風邪予防のおススメその1は生姜を摂ること。
生姜は代謝をあげてくれます。
健康にもダイエットにも良いと生姜を配合したいろんな食品をみかけます。
我が家の冷凍庫にはいつも生姜が入っていて、毎日のように、すりおろしてミルクティーに入れて飲んでいます。
小鍋にミルクティーと黒砂糖少々、すりおろした生姜を入れて飲むと身体がポカポカしてきます。
生姜は漢方薬の様々な処方の半数に含まれているという説もあります。
漢方では生の生姜である「生姜」と乾燥させた生姜である「乾姜」を区別しているのも面白いことです。
生生姜は身体の浅いところを温め、乾燥生姜は身体の深いところを温めるとされています。

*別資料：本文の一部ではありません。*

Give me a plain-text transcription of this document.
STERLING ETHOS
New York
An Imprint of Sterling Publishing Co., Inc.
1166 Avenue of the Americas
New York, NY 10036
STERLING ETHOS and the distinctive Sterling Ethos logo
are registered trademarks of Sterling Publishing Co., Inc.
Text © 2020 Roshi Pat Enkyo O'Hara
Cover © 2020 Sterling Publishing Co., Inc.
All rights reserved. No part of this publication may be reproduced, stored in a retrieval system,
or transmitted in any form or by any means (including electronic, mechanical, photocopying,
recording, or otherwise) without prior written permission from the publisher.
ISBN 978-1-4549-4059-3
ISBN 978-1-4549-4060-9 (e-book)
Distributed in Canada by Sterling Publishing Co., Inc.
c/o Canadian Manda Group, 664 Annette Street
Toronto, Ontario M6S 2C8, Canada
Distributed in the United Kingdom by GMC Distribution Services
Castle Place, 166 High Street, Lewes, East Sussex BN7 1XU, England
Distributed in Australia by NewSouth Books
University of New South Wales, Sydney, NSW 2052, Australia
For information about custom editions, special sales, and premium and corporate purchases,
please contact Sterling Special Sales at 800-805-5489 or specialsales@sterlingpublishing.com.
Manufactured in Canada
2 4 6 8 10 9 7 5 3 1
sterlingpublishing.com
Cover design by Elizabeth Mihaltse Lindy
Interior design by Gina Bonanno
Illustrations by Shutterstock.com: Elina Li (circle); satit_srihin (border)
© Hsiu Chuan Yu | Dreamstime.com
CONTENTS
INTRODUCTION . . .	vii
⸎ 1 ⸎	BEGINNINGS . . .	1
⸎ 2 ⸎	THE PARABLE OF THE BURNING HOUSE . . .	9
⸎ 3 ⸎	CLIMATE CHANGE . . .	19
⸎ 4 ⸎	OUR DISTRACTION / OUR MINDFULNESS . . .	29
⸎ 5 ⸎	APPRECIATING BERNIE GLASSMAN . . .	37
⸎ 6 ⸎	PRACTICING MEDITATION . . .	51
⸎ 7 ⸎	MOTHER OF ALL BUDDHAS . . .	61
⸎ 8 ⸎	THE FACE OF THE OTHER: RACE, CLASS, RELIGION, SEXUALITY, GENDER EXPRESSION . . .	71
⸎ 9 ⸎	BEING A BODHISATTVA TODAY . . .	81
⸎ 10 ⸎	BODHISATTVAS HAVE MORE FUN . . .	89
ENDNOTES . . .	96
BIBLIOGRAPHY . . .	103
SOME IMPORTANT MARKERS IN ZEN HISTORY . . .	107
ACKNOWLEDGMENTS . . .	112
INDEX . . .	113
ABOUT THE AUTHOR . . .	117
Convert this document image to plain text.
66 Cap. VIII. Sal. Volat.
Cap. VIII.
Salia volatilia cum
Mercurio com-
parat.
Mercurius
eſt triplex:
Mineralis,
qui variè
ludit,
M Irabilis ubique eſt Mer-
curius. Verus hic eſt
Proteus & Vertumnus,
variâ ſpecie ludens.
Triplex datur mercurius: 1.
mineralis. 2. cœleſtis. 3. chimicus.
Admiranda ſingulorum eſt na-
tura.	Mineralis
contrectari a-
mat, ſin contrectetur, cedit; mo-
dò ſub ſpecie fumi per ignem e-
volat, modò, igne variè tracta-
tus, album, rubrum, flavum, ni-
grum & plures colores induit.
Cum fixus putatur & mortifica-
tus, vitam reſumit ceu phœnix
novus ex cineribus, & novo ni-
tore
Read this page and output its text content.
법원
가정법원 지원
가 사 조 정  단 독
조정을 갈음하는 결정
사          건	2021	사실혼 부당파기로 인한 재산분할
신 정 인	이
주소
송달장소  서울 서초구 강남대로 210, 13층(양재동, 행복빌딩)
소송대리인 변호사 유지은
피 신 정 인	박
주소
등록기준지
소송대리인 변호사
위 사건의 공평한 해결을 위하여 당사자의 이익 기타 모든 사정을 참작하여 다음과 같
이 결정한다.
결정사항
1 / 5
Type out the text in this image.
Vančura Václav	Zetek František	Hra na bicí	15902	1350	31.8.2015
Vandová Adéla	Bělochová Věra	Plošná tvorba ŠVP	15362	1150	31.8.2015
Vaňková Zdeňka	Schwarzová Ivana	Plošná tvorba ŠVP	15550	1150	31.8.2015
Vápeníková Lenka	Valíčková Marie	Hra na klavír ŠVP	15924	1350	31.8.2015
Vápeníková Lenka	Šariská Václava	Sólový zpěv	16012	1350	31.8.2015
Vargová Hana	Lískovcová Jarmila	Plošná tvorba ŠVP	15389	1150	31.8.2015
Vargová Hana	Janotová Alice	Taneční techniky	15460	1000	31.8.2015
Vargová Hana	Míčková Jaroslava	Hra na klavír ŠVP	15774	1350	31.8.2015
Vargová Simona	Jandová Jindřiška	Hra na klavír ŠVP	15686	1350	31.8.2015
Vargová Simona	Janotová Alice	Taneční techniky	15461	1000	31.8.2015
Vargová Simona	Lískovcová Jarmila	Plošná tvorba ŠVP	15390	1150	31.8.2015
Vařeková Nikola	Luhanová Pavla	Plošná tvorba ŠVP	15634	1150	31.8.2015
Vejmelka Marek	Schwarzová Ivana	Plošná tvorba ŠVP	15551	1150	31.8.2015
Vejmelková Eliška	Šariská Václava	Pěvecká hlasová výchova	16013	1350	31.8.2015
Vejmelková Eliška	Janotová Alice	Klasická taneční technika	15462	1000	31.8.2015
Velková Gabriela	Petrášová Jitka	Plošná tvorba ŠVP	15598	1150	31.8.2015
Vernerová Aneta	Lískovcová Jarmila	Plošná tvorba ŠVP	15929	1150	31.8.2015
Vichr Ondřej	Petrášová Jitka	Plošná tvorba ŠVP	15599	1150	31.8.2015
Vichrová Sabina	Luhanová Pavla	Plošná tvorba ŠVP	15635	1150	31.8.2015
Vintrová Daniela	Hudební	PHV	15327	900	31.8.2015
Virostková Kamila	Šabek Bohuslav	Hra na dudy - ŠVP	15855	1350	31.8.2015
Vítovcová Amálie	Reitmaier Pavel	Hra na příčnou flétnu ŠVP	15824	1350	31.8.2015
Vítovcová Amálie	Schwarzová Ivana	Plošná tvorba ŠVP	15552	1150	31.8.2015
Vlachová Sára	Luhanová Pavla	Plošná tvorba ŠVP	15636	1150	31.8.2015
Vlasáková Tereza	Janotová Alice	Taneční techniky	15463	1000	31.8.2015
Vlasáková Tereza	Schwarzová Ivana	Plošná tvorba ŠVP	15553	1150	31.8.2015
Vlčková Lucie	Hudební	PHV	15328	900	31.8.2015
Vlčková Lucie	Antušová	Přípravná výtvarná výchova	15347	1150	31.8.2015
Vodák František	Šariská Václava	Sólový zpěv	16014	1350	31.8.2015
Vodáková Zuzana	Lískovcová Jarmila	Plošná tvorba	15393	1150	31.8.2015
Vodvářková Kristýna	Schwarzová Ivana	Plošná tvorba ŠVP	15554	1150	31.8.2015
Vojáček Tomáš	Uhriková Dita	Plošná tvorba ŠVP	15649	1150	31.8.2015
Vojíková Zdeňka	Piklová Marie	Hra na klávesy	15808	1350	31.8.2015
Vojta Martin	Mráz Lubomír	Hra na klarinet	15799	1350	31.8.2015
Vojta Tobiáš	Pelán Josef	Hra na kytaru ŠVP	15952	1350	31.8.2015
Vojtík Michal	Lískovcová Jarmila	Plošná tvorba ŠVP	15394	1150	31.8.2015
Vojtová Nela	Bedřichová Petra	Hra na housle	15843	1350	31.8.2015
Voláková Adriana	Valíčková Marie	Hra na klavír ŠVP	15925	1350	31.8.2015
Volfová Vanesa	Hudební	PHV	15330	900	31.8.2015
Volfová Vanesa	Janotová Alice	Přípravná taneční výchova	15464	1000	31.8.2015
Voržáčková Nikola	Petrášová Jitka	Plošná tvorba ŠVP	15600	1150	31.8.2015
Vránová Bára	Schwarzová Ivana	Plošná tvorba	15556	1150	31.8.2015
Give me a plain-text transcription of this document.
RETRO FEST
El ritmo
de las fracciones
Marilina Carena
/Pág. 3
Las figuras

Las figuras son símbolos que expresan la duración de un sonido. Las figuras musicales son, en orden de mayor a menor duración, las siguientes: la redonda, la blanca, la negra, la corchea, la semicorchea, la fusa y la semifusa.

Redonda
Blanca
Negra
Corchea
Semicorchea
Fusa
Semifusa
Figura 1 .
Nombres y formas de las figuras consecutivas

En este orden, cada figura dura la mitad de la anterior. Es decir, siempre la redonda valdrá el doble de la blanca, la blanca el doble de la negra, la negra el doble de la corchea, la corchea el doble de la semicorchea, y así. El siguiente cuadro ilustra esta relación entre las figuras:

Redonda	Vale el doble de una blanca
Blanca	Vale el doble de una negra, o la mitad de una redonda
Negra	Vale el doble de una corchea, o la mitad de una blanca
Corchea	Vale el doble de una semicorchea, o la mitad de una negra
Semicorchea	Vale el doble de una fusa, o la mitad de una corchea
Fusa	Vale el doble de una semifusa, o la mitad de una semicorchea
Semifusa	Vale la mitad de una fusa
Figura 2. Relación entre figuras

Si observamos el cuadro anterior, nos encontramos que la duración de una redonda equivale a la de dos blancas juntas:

出来るだけ生姜を摂るということも心掛けたいものです。
いろんな健康食品について調べたり、自分でも試していますが、安価で手に入りやすく、身体に幅広く良い影響を与えるもの…ということを考えると、取り合えず生姜が最もスコアが高い気がします。
風邪の引き始めや寒い時期には是非、生姜を摂りたいものです。
もうひとつ風邪のひき始めに効果的なのは肩甲骨の間にある身柱というツボの周辺に使い捨てカイロを貼ることです。(身柱の正確に位置はネットなどで御調べ下さい)これはかなり効く気がします。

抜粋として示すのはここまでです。